Write a program to synchronize the incoming customers.
The program first takes in two inputs:
k
: the number of concurrent orders the shop can processt
: the number of incoming customers
The next t lines of the input each contain a tuple of two integers:
- first number: type of the order [0: BURGER, 1: FRIES]
- second number: arrival time of each incoming customer
2 9 // 2 concurrent orders; 9 incoming customers
0 0 // first customer ordering burger, arriving at timestamp 0
1 0
0 2
1 2
1 5
1 5
0 6
1 6
1 6
The starter code includes reading in the input and launching a thread per customer. Your task is to complete the place_order(type)
function. More instructions are provided in the comments of the code.
- For synchronization primitives, you are only allowed to use at most one mutex and two semaphores.
- You cannot use a spin lock, busy waiting, or
sleep()
. - You cannot use queues. Implicit queueing must be done using mutex/semaphores.
- Avoid deadlock conditions.
- No interleaved prints.
- You must have the capability of processing at most k orders in parallel (i.e., if enough concurrent order exists, the program should not simply process one at a time).
The output should print the timeline of the order status. If the order is placed, it should print "Order: ". If the order is waiting, it should first print "Waiting: " and finally "Order: " when some cook is ready to pick it up.
Order: BURGER
Order: FRIES
Order: BURGER
Order: FRIES
Order: FRIES
Order: FRIES
Waiting: BURGER
Waiting: FRIES
Waiting: FRIES
Order: FRIES
Order: FRIES
Order: BURGER
- k = 2, so the restaurant can handle two concurrent orders.
- Two orders (1 and 2) arrive at time = 0. The orders are placed without delay.
- Two orders (3 and 4) arrive at time = 2. At this time, both of the previous orders are complete, so orders 3 and 4 can be placed.
- Two more orders (5 and 6) arrive at time = 5. At this time, both orders 3 and 4 are complete.

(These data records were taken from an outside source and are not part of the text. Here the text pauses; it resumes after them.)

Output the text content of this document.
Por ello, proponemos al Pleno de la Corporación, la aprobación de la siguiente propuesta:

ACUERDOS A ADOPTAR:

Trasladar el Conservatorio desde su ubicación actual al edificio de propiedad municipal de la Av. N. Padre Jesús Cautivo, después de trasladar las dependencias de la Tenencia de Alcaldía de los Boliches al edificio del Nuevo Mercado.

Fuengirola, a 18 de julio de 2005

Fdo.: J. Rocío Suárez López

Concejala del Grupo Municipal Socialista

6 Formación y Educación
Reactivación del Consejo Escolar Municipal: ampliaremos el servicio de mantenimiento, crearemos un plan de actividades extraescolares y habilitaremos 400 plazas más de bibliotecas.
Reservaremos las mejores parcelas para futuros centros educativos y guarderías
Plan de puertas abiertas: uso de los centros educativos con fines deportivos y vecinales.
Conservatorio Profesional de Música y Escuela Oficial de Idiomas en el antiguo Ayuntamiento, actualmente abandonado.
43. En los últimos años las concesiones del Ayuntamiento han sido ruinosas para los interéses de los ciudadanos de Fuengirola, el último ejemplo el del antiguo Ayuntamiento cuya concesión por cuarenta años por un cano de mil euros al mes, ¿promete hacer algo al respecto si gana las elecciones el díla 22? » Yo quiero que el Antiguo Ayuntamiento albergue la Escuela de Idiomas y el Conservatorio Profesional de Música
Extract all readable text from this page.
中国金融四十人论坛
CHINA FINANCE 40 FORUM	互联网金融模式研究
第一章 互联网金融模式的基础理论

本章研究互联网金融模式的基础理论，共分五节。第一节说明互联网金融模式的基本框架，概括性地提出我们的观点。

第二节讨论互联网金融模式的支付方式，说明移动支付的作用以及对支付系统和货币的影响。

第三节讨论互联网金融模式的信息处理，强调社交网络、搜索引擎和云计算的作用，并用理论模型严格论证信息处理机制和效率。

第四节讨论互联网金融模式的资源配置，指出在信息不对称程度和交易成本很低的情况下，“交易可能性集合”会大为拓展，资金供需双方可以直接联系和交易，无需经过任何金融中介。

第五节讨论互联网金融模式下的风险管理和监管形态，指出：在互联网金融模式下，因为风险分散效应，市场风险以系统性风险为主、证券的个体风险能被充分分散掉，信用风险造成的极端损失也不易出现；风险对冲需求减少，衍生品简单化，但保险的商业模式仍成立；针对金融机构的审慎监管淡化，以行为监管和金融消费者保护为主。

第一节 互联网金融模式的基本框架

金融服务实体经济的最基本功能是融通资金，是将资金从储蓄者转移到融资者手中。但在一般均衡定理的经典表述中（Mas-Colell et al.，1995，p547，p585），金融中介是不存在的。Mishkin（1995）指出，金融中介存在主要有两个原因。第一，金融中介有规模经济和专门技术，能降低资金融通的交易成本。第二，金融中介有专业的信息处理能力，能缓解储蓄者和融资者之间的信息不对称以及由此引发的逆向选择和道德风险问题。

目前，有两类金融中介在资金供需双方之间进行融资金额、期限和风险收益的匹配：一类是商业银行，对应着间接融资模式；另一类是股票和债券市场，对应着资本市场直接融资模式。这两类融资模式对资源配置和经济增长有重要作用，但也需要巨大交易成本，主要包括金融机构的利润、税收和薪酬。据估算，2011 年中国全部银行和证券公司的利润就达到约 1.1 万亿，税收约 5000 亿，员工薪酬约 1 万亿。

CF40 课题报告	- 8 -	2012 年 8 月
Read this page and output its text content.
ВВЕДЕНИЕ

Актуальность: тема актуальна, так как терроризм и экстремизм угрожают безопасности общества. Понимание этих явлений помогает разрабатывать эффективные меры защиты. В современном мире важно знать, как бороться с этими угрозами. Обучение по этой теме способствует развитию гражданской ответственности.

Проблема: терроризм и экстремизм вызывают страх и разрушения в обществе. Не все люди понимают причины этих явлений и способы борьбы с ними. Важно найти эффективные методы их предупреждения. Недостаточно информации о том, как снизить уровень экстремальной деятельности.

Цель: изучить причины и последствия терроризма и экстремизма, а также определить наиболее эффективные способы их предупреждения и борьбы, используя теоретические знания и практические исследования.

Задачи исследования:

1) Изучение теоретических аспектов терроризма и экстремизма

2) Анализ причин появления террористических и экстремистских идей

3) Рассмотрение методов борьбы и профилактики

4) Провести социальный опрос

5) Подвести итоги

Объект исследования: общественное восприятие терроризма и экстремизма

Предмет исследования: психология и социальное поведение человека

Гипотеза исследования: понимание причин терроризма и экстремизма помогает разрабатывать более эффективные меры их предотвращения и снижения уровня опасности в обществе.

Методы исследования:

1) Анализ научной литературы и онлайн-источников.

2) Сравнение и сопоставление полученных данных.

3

- Three more orders arrive at time = 6. At this time, both cooks are occupied, so these orders wait. However, the burger would be the last one to be placed since both fries orders at (5 and 6) are replaced by fries orders (8 and 9) -- even though the burger order is first on the waiting list.
- There are some public test cases under test-files/.
- To test your program, run:
./burgers_and_fries < test-files/<filename>
- Your program will be manually tested for correctness with additional test cases.
- Your program should compile with no errors and warnings.